Quantum algorithm for stochastic optimal stopping problems with applications in finance

TL;DR

This paper introduces a quantum algorithm for stochastic optimal stopping problems, leveraging quantum computing to achieve nearly quadratic speedup over classical methods, with applications in financial option pricing.

Contribution

It presents a novel quantum version of the least squares Monte Carlo algorithm, integrating quantum access, quantum circuits, and quantum Monte Carlo techniques for improved efficiency.

Findings

Achieves nearly quadratic speedup over classical LSM algorithm.

Applicable to American option pricing with Brownian motion models.
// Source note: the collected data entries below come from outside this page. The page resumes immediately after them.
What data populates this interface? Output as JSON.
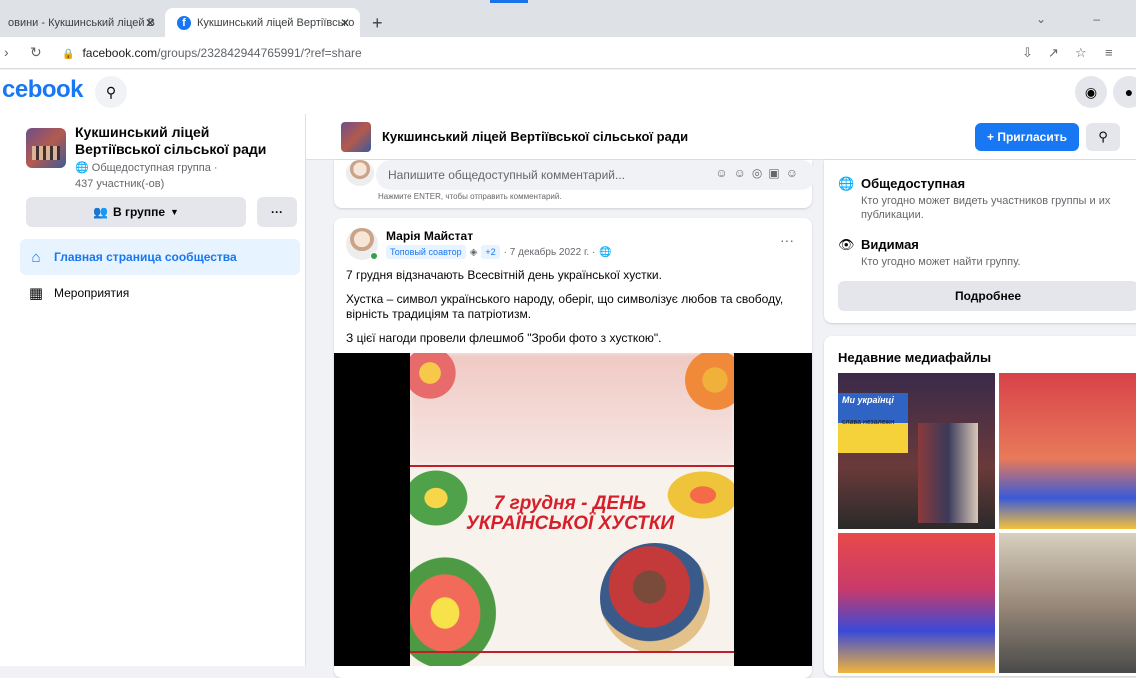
{
  "browser": {
    "tabs": [
      {
        "label": "овини - Кукшинський ліцей В",
        "active": false
      },
      {
        "label": "Кукшинський ліцей Вертіївсько",
        "active": true
      }
    ],
    "new_tab": "+",
    "url_host": "facebook.com",
    "url_path": "/groups/232842944765991/?ref=share"
  },
  "header": {
    "logo": "cebook",
    "icons": [
      "search-icon",
      "messenger-icon",
      "notifications-icon"
    ]
  },
  "sidebar": {
    "group_name": "Кукшинський ліцей Вертіївської сільської ради",
    "privacy": "Общедоступная группа ·",
    "members": "437 участник(-ов)",
    "in_group_button": "В группе",
    "more_button": "···",
    "items": [
      {
        "label": "Главная страница сообщества",
        "icon": "home-icon",
        "active": true
      },
      {
        "label": "Мероприятия",
        "icon": "calendar-icon",
        "active": false
      }
    ]
  },
  "main": {
    "group_title": "Кукшинський ліцей Вертіївської сільської ради",
    "invite_button": "+ Пригласить",
    "comment": {
      "placeholder": "Напишите общедоступный комментарий...",
      "hint": "Нажмите ENTER, чтобы отправить комментарий."
    },
    "post": {
      "author": "Марія Майстат",
      "badge": "Топовый соавтор",
      "extra": "+2",
      "date": "· 7 декабрь 2022 г. ·",
      "more": "···",
      "paragraphs": [
        "7 грудня відзначають Всесвітній день української хустки.",
        "Хустка – символ українського народу, оберіг, що символізує любов та свободу, вірність традиціям та патріотизм.",
        "З цієї нагоди  провели флешмоб  \"Зроби фото з хусткою\"."
      ],
      "image_caption_1": "7 грудня - ДЕНЬ",
      "image_caption_2": "УКРАЇНСЬКОЇ ХУСТКИ"
    }
  },
  "right": {
    "public_title": "Общедоступная",
    "public_desc": "Кто угодно может видеть участников группы и их публикации.",
    "visible_title": "Видимая",
    "visible_desc": "Кто угодно может найти группу.",
    "more_button": "Подробнее",
    "media_title": "Недавние медиафайлы",
    "media_caption": "Ми українці",
    "media_subcaption": "слава незалежн"
  }
}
Analyzes case studies demonstrating quantum algorithm advantages.

Abstract

The famous least squares Monte Carlo (LSM) algorithm combines linear least square regression with Monte Carlo simulation to approximately solve problems in stochastic optimal stopping theory. In this work, we propose a quantum LSM based on quantum access to a stochastic process, on quantum circuits for computing the optimal stopping times, and on quantum techniques for Monte Carlo. For this algorithm, we elucidate the intricate interplay of function approximation and quantum algorithms for Monte Carlo. Our algorithm achieves a nearly quadratic speedup in the runtime compared to the LSM algorithm under some mild assumptions. Specifically, our quantum algorithm can be applied to American option pricing and we analyze a case study for the common situation of Brownian motion and geometric Brownian motion processes.